Yatakhaneye doğru ilerlerken soğuğun tüm bedenimi delip geçmesi göğsümü acıtıyor;fakat bu acının ardından aldığım her soluk bedenimde öyle serin bir hava bırakıyorduki tüm damarlarımı buzla dolduruyordu sanki. Nyx'ten dışarıda kalanları korumasını, ve onlara gecenin pusuyla battaniye olmasını dilerken duyduğum acı çığlık yerimden sıçramama neden olmuştu. Acı çığlık ne kadar doğru bir kullanımdı bilmiyorum, bir çığlıktan çok bir kuşun çığırmasıyla avı olan kurbağanın birbirine karışmış verdiyonu gibiydi. Öyle bir karışımdı ki bu, kuşun sesinin altında kurbağanın sesinin titremeleri birleşiyor, ortaya değişik bir efekt saçıyordu. Ve bu ses gibi, sesi çıkaranıda gördüğümde bir an tüm dünya ile birlikte cehenneminde buz tutmuş olabileceğini düşündüm. Gördüğüm en korkunç manzara, insan uzuvlarına sahip, yılanın tıslamasını andıran garip ve dev bir kuştan ibaretti. Kocaman insan gözlerini kısıp bana deli gibi tıslarken kedim Nefertiti'nin ardımda bitip ona aynı şekilde karşılık vermesi bir oldu. Ahh, cidden bu küçücük boyuyla beni koruyabileceğini mi düşünüyor? Meeh, pek sanmıyorum; zira öyle olsaydı arkama saklanmaktan vazgeçerdi.

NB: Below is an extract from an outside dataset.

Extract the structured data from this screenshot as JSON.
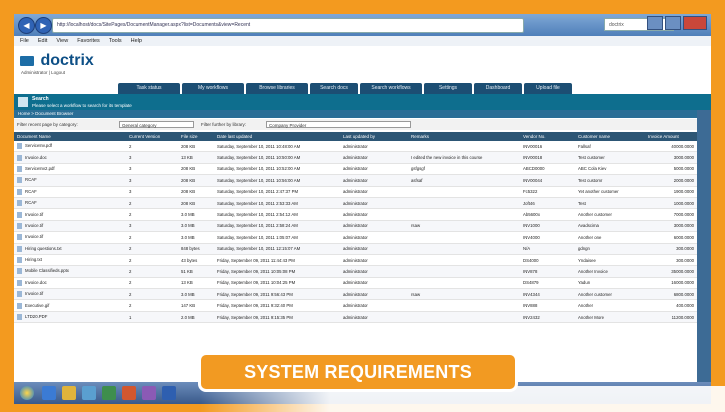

Kuşumsu varlığın bir kez daha çığırmasının ardından bana göre sol tarafında olan insan ayağıyla altındaki karları itip, bana doğru geldiğinde, acı dolu çığlığım sis dolu akşam üstünü yırtıp geçmişti. Etrafıma doladığı buz gibi ve canlı olduğunu hissettiğim kanatları beni ürpertiyor, boynuma doladığı kafasından tarafa bakarak göz göze gelmekten kaçınarak başka yönlere doğru gözlerimi deviriyordum. Ben ne yapacağımı düşünürken,Sookie'nin ölümünden sonra düzenlenenayinde Yüksek Rahibe Zoey'in bana verdiği elementi hatırladım. O ateşi çağırdığında; usulca bedenimde gezinen ve bedenimi ılıtan ateş, beraberinde kamp ateşlerinin sıcağıyla dolan kokusunu da getirmişti o zaman. Yapabileceğim tek şey olan Nyx'e yakarışlarımın ardından denemekten bir zarar gelmeyeceğini düşünerek ateşi kısık ve fısıltılarımla savaş veren bir ses ile ateşi çağırdım.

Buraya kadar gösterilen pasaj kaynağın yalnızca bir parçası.